Pourquoi je boycotterai Geneva Pride 2019

Lettre de lectrice • En tant qu’historienne, sociologue, militante et transsexuelle, qui étudie le pouvoir transformateur de mouvements sociaux, je suis choquée par l’ignorance apparente du comité de la Pride de Genève face aux dangers et à la complexité d’une sous- et contre-culture de la part des intérêts des entreprises mondiales. (Dana Mahr, Science Studies and Queer Studies, Université de Genève Traduction Danilo Sandino)
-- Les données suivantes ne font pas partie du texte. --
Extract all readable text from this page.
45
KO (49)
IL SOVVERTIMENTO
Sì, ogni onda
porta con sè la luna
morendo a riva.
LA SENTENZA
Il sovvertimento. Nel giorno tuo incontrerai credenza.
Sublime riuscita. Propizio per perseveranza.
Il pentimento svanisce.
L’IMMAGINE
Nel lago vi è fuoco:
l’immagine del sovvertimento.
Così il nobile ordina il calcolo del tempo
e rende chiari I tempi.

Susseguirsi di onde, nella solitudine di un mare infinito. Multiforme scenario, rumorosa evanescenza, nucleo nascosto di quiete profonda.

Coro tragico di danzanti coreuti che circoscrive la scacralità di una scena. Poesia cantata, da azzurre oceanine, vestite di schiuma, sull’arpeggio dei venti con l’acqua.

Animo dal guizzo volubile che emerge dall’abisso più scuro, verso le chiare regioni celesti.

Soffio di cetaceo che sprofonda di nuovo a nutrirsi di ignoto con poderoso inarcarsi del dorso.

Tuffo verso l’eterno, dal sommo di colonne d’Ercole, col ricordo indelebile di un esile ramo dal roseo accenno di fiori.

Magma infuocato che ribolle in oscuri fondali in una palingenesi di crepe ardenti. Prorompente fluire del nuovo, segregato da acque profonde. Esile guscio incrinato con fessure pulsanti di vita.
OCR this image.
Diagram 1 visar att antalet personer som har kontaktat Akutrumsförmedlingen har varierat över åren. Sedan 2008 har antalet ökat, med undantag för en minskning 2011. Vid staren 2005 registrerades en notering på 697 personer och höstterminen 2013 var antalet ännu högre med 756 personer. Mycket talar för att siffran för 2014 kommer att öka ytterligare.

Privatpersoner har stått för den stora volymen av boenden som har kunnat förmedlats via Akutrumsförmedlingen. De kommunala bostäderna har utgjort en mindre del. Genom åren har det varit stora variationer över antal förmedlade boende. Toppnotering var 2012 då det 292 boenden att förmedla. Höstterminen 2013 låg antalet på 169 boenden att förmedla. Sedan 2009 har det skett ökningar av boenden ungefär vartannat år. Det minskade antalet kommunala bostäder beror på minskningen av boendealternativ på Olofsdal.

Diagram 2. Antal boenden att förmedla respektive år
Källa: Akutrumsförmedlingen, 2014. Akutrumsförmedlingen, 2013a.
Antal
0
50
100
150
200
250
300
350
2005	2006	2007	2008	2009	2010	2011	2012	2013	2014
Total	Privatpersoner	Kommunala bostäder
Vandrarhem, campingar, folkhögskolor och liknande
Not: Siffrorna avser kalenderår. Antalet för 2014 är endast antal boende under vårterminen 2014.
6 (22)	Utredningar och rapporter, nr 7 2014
En tant qu’historienne, sociologue, militante et transsexuelle, qui étudie le pouvoir transformateur de mouvements sociaux tels que les Black Panthers, le Women’s Health Movement, les Stonewall Protests et les marches ActUP sur le VIH, je suis choquée par l’ignorance apparente du comité de la Pride de Genève face aux dangers et à la complexité d’une sous- et contre-culture de la part des intérêts des entreprises mondiales. (…)

Nous, les LGBTQIA+, sommes sexy, fiers de notre identité, mais cela nous rend aussi très intéressants pour les experts en marketing des entreprises multinationales, non seulement comme cibles de publicité mais aussi comme objets de leurs campagnes d’image.(…)Je crois que les membres du comité de la fierté n’ont pas été pleinement conscients de la complexité et des dangers de tels partenariats pour nos objectifs et notre identité. Du moins, je n’ai pas d’autre explication pour le financement important qu’ils ont reçu de Philip Morris Inc, une entreprise de tabac, connue pour des marques comme Marlboro. Je sais que de grands projets comme celui de cette année ont besoin d’un financement supplémentaire pour réussir et que le parrainage privé est un moyen d’y parvenir, mais nous devrions également nous assurer de ne faire équipe qu’avec des entreprises qui sont compatibles avec nos valeurs et qui restent fidèles à notre responsabilité envers l’esprit libéral et révolutionnaire de Stonewall.

Pour Philip Morris, ce n’est pas le cas, même si l’entreprise s’inscrit dans les critères (à mes yeux superficiels) de partenariat utilisés par le comité. L’établissement d’un programme de diversité pour les employés au sein de l’entreprise est une bonne chose, mais cela ne doit pas nous empêcher de voir ses actions et objectifs politiques, culturels, sociaux, économiques et écologiques. Le «Pink Washing» de Philip Morris est hypocrite, car en plus de son «engagement» pour les marches de la fierté, il finance également les campagnes des politiciens qui suivent les agendas anti LGBTQIA+, traite avec des régimes oppressifs et a commencé à vendre agressivement ses produits aux enfants et jeunes des pays dits sous-développés (surtout sur le continent africain) en évoquant de manière superficielle le rêve de liberté et de révolte tout en stabilisant les structures politiques dictatoriales qui excluent et stigmatisent de jeunes LGBTQIA+.

Voulons-nous vraiment servir d’outil de marketing pour une entreprise aussi bigote? Voulons-nous que le message puissant, rebelle et inclusif de Stonewall devienne un slogan publicitaire? Le hashtag #MakeHistory de cette année devrait-il être un phare de diversité et d’espoir, ou aura-t-il le goût amer d’un mégot de cigarette du week-end dernier?

Si les organisateurs ne reconsidèrent pas leurs critères de financement, ma boussole éthique ne me permettra pas de participer à la fierté de cette année.